COMPOSITION DE LA COUR :
En application des dispositions des articles 805 et 907 du Code de procédure civile, l’affaire a été débattue le 23 Avril 2025, en audience publique, les parties ne s’y étant pas opposées, devant Madame Nathalie HERY, conseillère, chargée du rapport.
Ce magistrat a rendu compte des plaidoiries dans le délibéré de la Cour, composée de :
Madame Isaelle DIEPENBROEK, présidente de chambre
Madame Murielle ROBERT-NICOUD, conseillère
Madame Nathalie HERY, conseillère
qui en ont délibéré.
Greffière lors des débats : Madame Sylvie SCHIRMANN
ARRÊT rendu par défaut
— prononcé publiquement par mise à disposition de l’arrêt au greffe de la cour, les parties en ayant été préalablement avisées dans les conditions prévues au deuxième alinéa de l’article 450 du Code de procédure civile.

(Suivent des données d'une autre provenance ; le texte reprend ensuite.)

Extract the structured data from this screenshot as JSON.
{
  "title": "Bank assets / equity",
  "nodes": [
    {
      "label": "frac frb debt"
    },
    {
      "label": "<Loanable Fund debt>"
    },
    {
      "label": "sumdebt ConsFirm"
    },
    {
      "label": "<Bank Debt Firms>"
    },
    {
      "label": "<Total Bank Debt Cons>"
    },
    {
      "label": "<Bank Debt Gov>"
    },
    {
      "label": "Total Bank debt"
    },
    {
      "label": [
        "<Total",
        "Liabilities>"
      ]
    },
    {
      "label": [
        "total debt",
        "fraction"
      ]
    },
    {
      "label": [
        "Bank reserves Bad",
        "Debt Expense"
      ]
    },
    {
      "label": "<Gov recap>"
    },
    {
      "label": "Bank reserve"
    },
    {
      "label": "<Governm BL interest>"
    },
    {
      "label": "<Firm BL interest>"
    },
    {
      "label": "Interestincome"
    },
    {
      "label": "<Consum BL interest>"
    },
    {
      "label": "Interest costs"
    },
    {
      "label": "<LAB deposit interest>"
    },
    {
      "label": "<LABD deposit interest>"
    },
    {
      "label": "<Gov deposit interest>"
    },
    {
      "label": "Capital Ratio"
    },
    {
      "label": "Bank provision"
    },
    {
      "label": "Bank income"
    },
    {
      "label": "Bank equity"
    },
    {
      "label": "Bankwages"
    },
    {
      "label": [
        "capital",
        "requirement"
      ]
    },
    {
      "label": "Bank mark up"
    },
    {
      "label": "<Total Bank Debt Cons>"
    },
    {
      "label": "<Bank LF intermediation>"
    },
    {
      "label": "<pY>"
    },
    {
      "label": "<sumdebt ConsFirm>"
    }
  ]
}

— signé par Madame Isabelle DIEPENBROEK, présidente et Madame Emeline THIEBAUX, greffière, à laquelle la minute de la décision a été remise par le magistrat signataire.
FAITS ET PROCEDURE
Se prévalant de l’existence d’un contrat avec la SAS Moment d’exception et de ce que celui-ci n’avait pas été exécuté par cette dernière, le 18 janvier 2023, Mme [O] [N] et M. [I] [K] ont saisi le tribunal judiciaire de Strasbourg d’une demande dirigée contre la société Moment d’exception tendant notamment à voir prononcer la résolution du contrat les liant et condamner la défenderesse au paiement de la somme de 14 500 euros versée à titre d’acompte.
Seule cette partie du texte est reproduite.